Full Deletion Method
Combining the standard deletion and fixing logic, the full delete method is:
def delete(self, value):
# Standard deletion
node_to_remove = self.search(value)
# Delete node cases
# Fix red-black properties
self.delete_fix(node_to_remove)
Complete Red-Black Tree in Python
Putting everything together, here is an implementation of a complete functional red-black tree in Python:
import sys
class RBNode:
# Red-Black Tree Node class
def __init__(self, value, color='red'):
...
# Required helper methods and properties
def grandparent(self): ...
def sibling(self): ...
def uncle(self): ...
class RedBlackTree:
def __init__(self):
self.root = None
def search(self, value):
# Search logic
def insert(self, value):
# Regular insertion
new_node = RBNode(value)
# Insert fixing
self.insert_fix(new_node)
def insert_fix(self, new_node):
# Full insert fix logic
def delete(self, value):
# Standard deletion
node_to_remove = self.search(value)
# Delete node cases
# Fix red-black properties
self.delete_fix(node_to_remove)
def delete_fix(self, x):
# Full delete fix logic
# Rotation methods
def rotate_left(self, node):
...
def rotate_right(self, node):
...
This provides a full implementation of a red-black tree data structure in Python. The key additions to a standard BST are the color tracking, the insertion fix and deletion fix logic, and the left/right rotations used to rebalance during insertions and deletions.
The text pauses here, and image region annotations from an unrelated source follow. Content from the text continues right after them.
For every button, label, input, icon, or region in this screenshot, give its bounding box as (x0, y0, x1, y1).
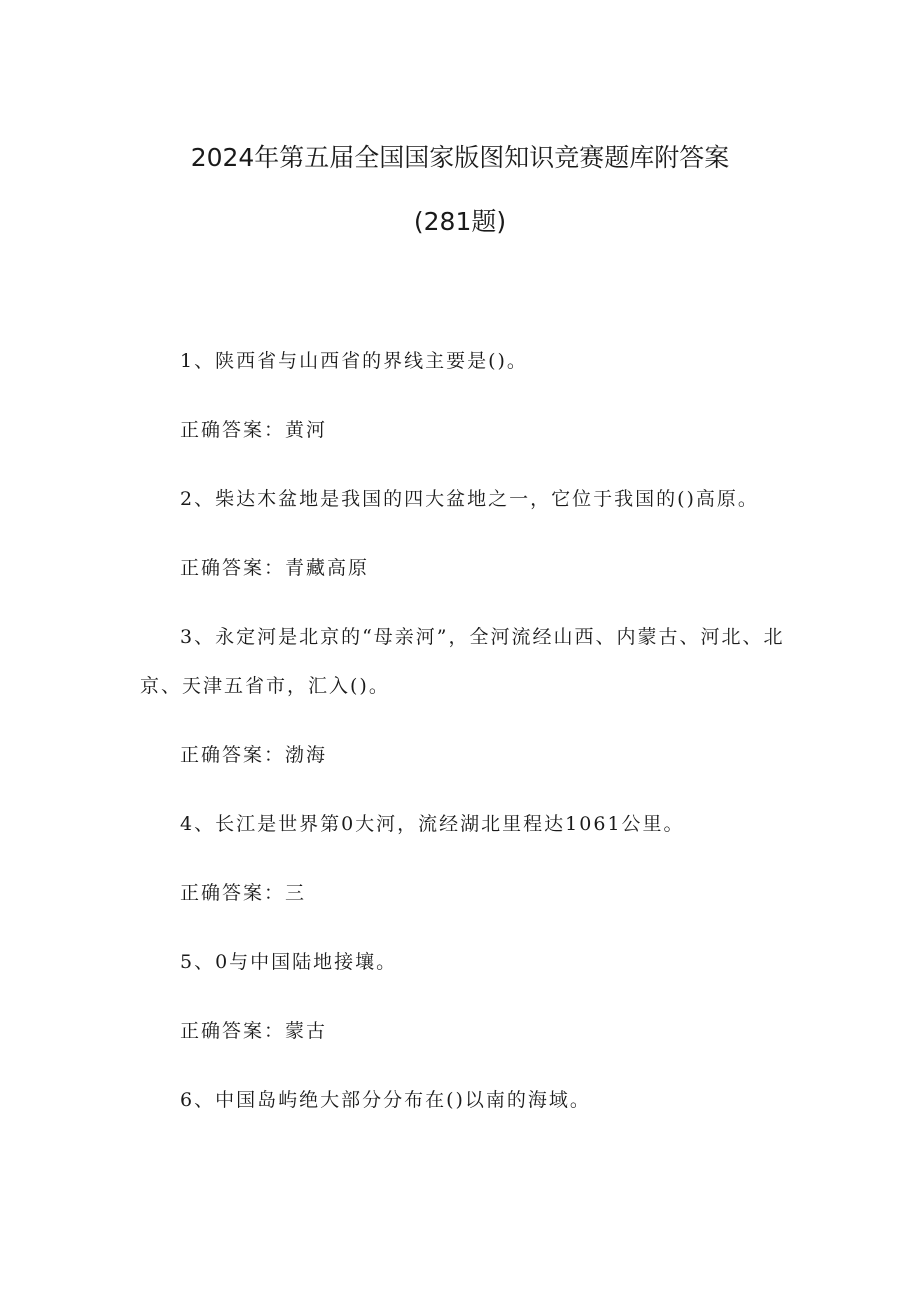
question-4: 4、长江是世界第0大河，流经湖北里程达1061公里。 (180, 813, 685, 835)
answer-2: 正确答案：青藏高原 (180, 557, 370, 579)
question-3-line-1: 3、永定河是北京的“母亲河”，全河流经山西、内蒙古、河北、北 (180, 626, 785, 648)
answer-5: 正确答案：蒙古 (180, 1020, 328, 1042)
question-6: 6、中国岛屿绝大部分分布在()以南的海域。 (180, 1089, 591, 1111)
question-1: 1、陕西省与山西省的界线主要是()。 (180, 350, 528, 372)
document-subtitle-count: (281题) (413, 207, 507, 236)
question-2: 2、柴达木盆地是我国的四大盆地之一，它位于我国的()高原。 (180, 488, 759, 510)
question-3-line-2: 京、天津五省市，汇入()。 (140, 675, 390, 697)
answer-4: 正确答案：三 (180, 882, 307, 904)
question-5: 5、0与中国陆地接壤。 (180, 951, 398, 973)
document-title: 2024年第五届全国国家版图知识竞赛题库附答案 (190, 143, 730, 172)
answer-3: 正确答案：渤海 (180, 744, 328, 766)
answer-1: 正确答案：黄河 (180, 419, 328, 441)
Applications of Red-Black Trees
Red-black trees are used extensively in various systems and libraries where balanced search trees are required. Some example applications include:
-
Implementing Map/Set data structures - In languages like C++ and Java, the
std::map
andHashSet
classes use red-black trees internally for sorting keys and providing O(log n) operations. -
Compiler symbol tables - To store identifiers in programming languages for quick lookup time during compilation.
-
Networking and routing algorithms - To store routing table info while allowing fast route lookups and updates.
-
Scheduling algorithms - The Linux Completely Fair Scheduler uses red-black trees to store dynamic process info sorted by priority.
-
Floating point arithmetic - The binary exponent can be stored in a red-black tree for fast floating point math operations.
-
Scientific computing - Fast O(log n) ordered set operations provided by red-black trees are useful for problems like computational geometry and mesh generation.
For these applications, red-black trees provide optimal O(log n) performance for search, insert, and delete while maintaining balanced tree height through their unique coloring algorithm. This makes them one of the most effective balanced binary search tree structures.